Through his research, Miller explained, he discovered the bleaching did not cause of the coral death in the V.I. last year.

Bleaching Not Cause
“What we’ve actually learned is the bleaching event wasn’t necessarily what caused the mortality; it was the disease that came after that,” said Miller. “We don’t know if there is something we can do about coral disease.”

“My hope is that by making it known that the bleaching wasn’t necessarily the problem, we can focus our efforts now on the bleaching and disease connection,” Miller continued.

By raising awareness about the possible connection between bleaching and disease, Miller hopes to bring in funding for more research, he said.

“My hope is to raise awareness of that connection so when the money is available and people are looking for research to be done, they will see that we have identified a pretty critical problem,” said Miller. “I’m a monitor, but I don’t know how to manipulate my research on the reefs.”

Attracting Researchers
“If we keep talking about this, and with the assistance of the media, we can get the word out and try to target people who can help us answer some of these questions,” he continued.

Miller’s dedication to his job helped him beat out more than 18,000 Park Service employees to be named Natural Resource Professional of the Year, according to Patterson.

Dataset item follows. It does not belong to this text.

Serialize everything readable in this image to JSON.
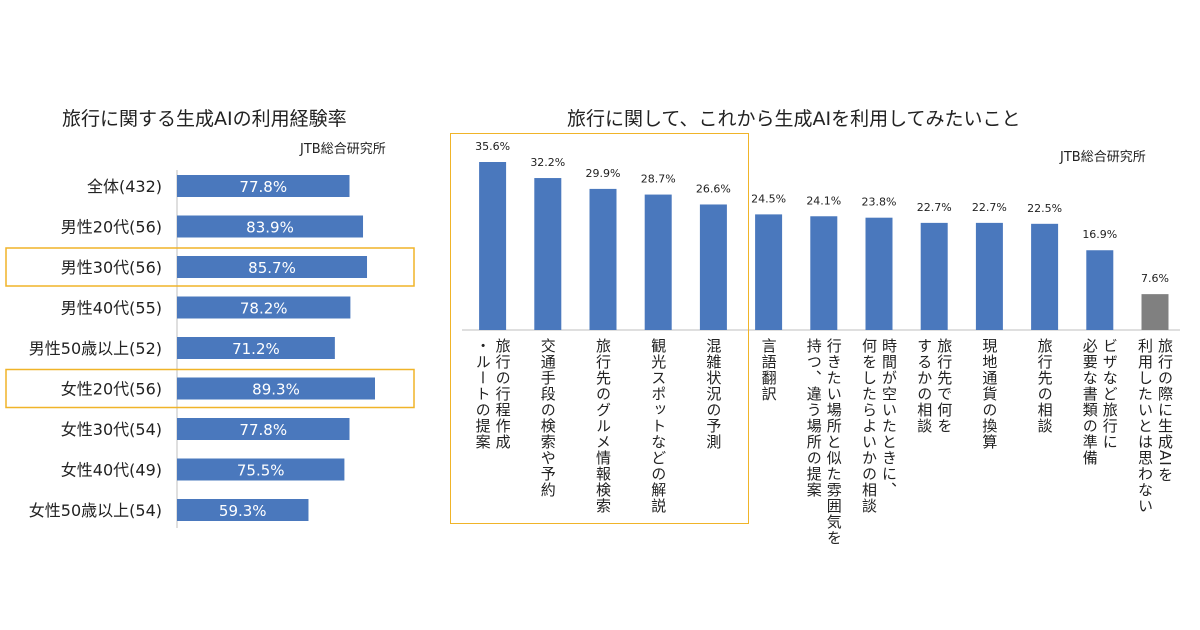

“He is very passionate, and he inspires our whole team with his dedication to do the right thing,” said Patterson. “It makes me happy to hear that he got it because our whole team is doing a great job; we’re doing some neat science.”

Local Celebrity
Winning an award was the last thing on Miller’s mind when he was notified that he had been chosen, he said.

“This is a very busy time for us, so I wasn’t thinking about anything like that at all,” said Miller. “I really enjoy what I do. I feel a great deal of passion for the resource.”

Miller has become somewhat of a celebrity within the V.I. National Park since being honored, according to Patterson.

“It’s been fun walking around with him,” said Patterson. “Everyone in the park has been coming up to him and really congratulating him. It’s a special thing to be chosen by your peers.”

Miller and his wife will travel to Arizona in September for the awards ceremony.

“That will be a blast,” said Miller. “It will be a great trip.”